不详的卦言弥漫在百姓之间, 天灾加上人祸, 现在又忽然死了一个皇子, 大燕百姓人心惶惶,这种时候侵略大燕确实是一个很好的时机。
沈照雪有想过颠覆皇权, 却没想过要让百姓陷入战乱之中, 已经接连几日不曾睡好,夜夜辗转, 想着还有没有转圜的余地。
近几日朝堂上也一片混乱,几个阵营的臣子爆发了激烈的争执, 元顺帝焦头烂额, 到底还是将罪魁祸首的名头放在了卦言之上。
他威胁过万声寒几次, 但万声寒咬定了自己与沈照雪关系不好, 元顺帝私下里多方查证, 万声寒先前对沈照雪不闻不问,纵容府中人欺辱他的事情确实存在,找不出可以质疑的地方。
万声寒暂时逃过一劫, 但元顺帝加大了对沈照雪的追查,想要尽快将这人找出来处理掉。
死一个沈照雪不一定就能让如今糟糕的情况有所改善, 但元顺帝已经习惯了听信卦言来做事,宁可错杀也不能放过。
万声寒知晓了此事,他如今身上的嫌疑还没被完全洗清,不敢随意联系沈照雪,几番辗转才给沈照雪穿了话,问他愿不愿意先行假死。
假死之后也未必就能打消元顺帝的怀疑,但总归能让沈照雪稍稍安全一些。
然后再借由卦言有异之人已死,但天灾人祸未消为由,让元顺帝的皇权再度倾颓。
这样的想法与沈照雪不谋而合。
沈照雪知晓他与万声寒之间还是有些默契的,但似乎并不包括情爱。
在情爱一道上,他们都是拙劣的笨蛋,不知道怎么样才能好好相处。
或许年少时曾有过这样的时候,但也早便已经随着生死和性情的变化而消弭,找不回来了。
沈照雪轻叹一口气,问那传话的下人,“他要我怎么做?”
“药是公主殿下送来的,服下两个时辰后将会起效,到时候公主殿下的人会过来处理。”
沈照雪有些不放心,“万声寒呢?”
“大人最近一直被陛下紧盯着,不便亲自前来,也不便露面。
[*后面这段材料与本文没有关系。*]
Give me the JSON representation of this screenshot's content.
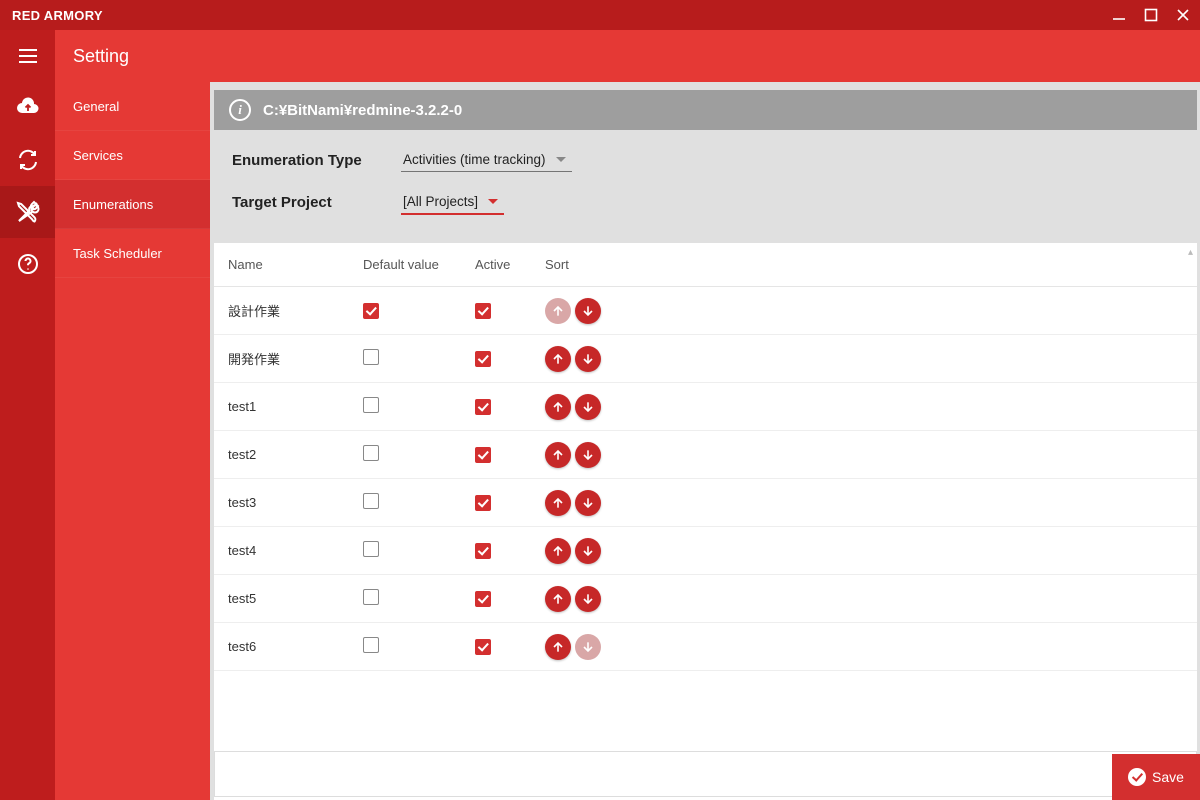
{
  "app": {
    "title": "RED ARMORY"
  },
  "header": {
    "title": "Setting"
  },
  "sidebar": {
    "items": [
      {
        "label": "General"
      },
      {
        "label": "Services"
      },
      {
        "label": "Enumerations"
      },
      {
        "label": "Task Scheduler"
      }
    ],
    "active_index": 2
  },
  "path": "C:¥BitNami¥redmine-3.2.2-0",
  "filters": {
    "enum_type_label": "Enumeration Type",
    "enum_type_value": "Activities (time tracking)",
    "target_project_label": "Target Project",
    "target_project_value": "[All Projects]"
  },
  "columns": {
    "name": "Name",
    "default": "Default value",
    "active": "Active",
    "sort": "Sort"
  },
  "rows": [
    {
      "name": "設計作業",
      "default": true,
      "active": true,
      "can_up": false,
      "can_down": true
    },
    {
      "name": "開発作業",
      "default": false,
      "active": true,
      "can_up": true,
      "can_down": true
    },
    {
      "name": "test1",
      "default": false,
      "active": true,
      "can_up": true,
      "can_down": true
    },
    {
      "name": "test2",
      "default": false,
      "active": true,
      "can_up": true,
      "can_down": true
    },
    {
      "name": "test3",
      "default": false,
      "active": true,
      "can_up": true,
      "can_down": true
    },
    {
      "name": "test4",
      "default": false,
      "active": true,
      "can_up": true,
      "can_down": true
    },
    {
      "name": "test5",
      "default": false,
      "active": true,
      "can_up": true,
      "can_down": true
    },
    {
      "name": "test6",
      "default": false,
      "active": true,
      "can_up": true,
      "can_down": false
    }
  ],
  "save_label": "Save"
}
”
下人说着,从怀中取出一块玉佩,交给沈照雪。
沈照雪忽然怔了怔。
这块玉佩上方布满了裂隙,还有一些细碎的缺口,分明便是自己当时当着万声寒的面亲手摔碎的那一块。
当时念着碎片不知被谁清理掉了,原是还在万声寒那里。
沈照雪茫然了一会儿,之后又沉默下来,将那块玉佩握在手中。
他心思多疑,想是万声寒知晓他心中忧虑,担心服用的药物有毒,因而才将玉佩送来以求心安。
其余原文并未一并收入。